Ebenso wie Annie Ernaux hat Tove Ditlevsen einen autofiktionalen Text über ihre Kindheit, ihre Jugend und ihre Abhängigkeit geschrieben, die Kopenhagener Trilogie. Aber reicht es schon aus, das Genrè Autofiktionalität zu benutzen, um mit Annie Ernaux verglichen werden zu können? Autofiktionale Texte, also literarische Selbsterkundungen, sind seit einigen Jahren en vogue, lassen sich also gut vermarkten.
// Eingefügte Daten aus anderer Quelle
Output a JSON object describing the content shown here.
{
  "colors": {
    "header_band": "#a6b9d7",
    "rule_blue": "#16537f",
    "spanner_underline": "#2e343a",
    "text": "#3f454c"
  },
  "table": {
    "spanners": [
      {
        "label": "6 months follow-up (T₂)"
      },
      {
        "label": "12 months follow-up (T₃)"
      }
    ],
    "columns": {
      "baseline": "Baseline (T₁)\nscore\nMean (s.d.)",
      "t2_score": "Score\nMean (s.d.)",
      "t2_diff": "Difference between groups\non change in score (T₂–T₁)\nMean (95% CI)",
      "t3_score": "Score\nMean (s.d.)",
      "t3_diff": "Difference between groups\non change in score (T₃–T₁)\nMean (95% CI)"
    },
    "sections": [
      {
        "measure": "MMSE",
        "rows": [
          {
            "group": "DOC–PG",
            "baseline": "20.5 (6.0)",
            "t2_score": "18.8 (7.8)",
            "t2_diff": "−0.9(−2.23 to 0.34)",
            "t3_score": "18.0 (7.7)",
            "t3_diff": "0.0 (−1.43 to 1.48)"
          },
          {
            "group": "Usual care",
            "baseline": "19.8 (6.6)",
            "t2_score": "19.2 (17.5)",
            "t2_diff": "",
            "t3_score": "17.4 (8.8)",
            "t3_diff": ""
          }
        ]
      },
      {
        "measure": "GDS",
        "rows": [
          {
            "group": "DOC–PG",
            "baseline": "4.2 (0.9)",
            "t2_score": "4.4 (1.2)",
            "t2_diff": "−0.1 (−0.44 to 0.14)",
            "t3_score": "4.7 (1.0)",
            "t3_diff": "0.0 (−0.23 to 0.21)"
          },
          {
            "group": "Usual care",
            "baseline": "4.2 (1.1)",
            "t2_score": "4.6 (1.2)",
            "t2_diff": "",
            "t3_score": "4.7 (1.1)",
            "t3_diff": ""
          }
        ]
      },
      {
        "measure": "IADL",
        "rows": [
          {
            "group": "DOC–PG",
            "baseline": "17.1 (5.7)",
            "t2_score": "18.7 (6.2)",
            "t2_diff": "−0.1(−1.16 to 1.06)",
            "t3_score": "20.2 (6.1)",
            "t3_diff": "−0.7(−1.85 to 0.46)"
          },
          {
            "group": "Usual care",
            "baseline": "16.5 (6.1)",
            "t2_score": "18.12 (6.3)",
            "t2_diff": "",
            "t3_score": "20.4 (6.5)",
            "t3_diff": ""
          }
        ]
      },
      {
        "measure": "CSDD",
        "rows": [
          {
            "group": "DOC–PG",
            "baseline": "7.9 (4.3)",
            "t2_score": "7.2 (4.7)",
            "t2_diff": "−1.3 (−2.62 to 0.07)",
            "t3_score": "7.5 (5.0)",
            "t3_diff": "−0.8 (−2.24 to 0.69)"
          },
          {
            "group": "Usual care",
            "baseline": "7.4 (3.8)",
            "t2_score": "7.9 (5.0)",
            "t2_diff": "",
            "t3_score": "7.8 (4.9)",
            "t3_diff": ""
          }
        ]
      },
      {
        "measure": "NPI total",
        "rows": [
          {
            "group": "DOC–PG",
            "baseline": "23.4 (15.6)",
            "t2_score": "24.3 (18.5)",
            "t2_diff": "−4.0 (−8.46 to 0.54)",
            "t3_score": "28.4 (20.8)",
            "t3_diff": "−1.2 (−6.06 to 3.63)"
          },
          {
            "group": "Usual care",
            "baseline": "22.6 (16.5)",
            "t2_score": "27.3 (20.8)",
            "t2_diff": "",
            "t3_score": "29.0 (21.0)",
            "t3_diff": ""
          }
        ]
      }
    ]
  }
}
Warum widerstrebt mir diese Gegenüberstellung von Tove Ditlevsen mit Annie Ernaux?
Tove Ditlevsen schreibt in dem schon 1967 verfassten 1. Band »Kindheit« aus der Sicht eines Kindes, wie es im Kopenhagener Stadtteil Vesterbro groß geworden ist. Sie wächst in einem ärmlichen, bildungsfernen Haushalt auf, ihr Vater gehört zur Arbeiterschaft, wir befinden uns im Jahr 1920. Wir erfahren etwas über ihre Familienkonstellation, ihre Träume, ihre Gefühle im Ausgeschlossensein, aber auch einiges über politische Themen. Der Vater und die Mutter spielen für Tove eine ganz unterschiedliche Rolle, während der Vater ihr Interesse für Literatur unterstützt – aber nur das Lesen, auf gar keinen Fall das Schreiben als Dichterin – wirkt die Mutter eher kühl, sie scheint hauptsächlich ihre eigenen Interessen zu vertreten, wenn das überhaupt möglich ist, denn ihr Leben und das Leben ihres Mannes ist gekennzeichnet von Perspektivlosigkeit. Daher auch das Interesse der Eltern, Tove so schnell wie möglich 15jährig zu verheiraten, ihr den Besuch des Gymnasium zu verbieten und damit auch Toves Wunsch, Dichterin zu werden, zu vernichten.
Tove versucht, sich gleichzeitig anzupassen, aber auch diesem Milieu zu entfliehen. »Die Kindheit ist lang und schmal wie ein Sarg, aus dem man sich nicht allein befreien kann.« (S. 21). Der Vater und die Mutter helfen nicht, im Gegenteil, Tove sagt, immer wenn sie die Welt fürchte, »fällt sie (die Mutter) mir in den Rücken.« (S. 18). So wählt Tove den eigenen Weg, um dieser Situation zu entfliehen, sie schreibt heimlich Gedichte und es gelingt ihr, einige davon zu veröffentlichen, worauf sie stolz ist, aber leben kann sie davon nicht. So beschreibt sie abschließend ihre Kindheit als eine Zeit, die verging, »und die Kindheit wurde dünn und platt wie Papier. Sie war müde und fadenscheinig, und an schlechten Tagen sah es nicht so aus, als würde sie halten, bis ich erwachsen war.« (S. 73).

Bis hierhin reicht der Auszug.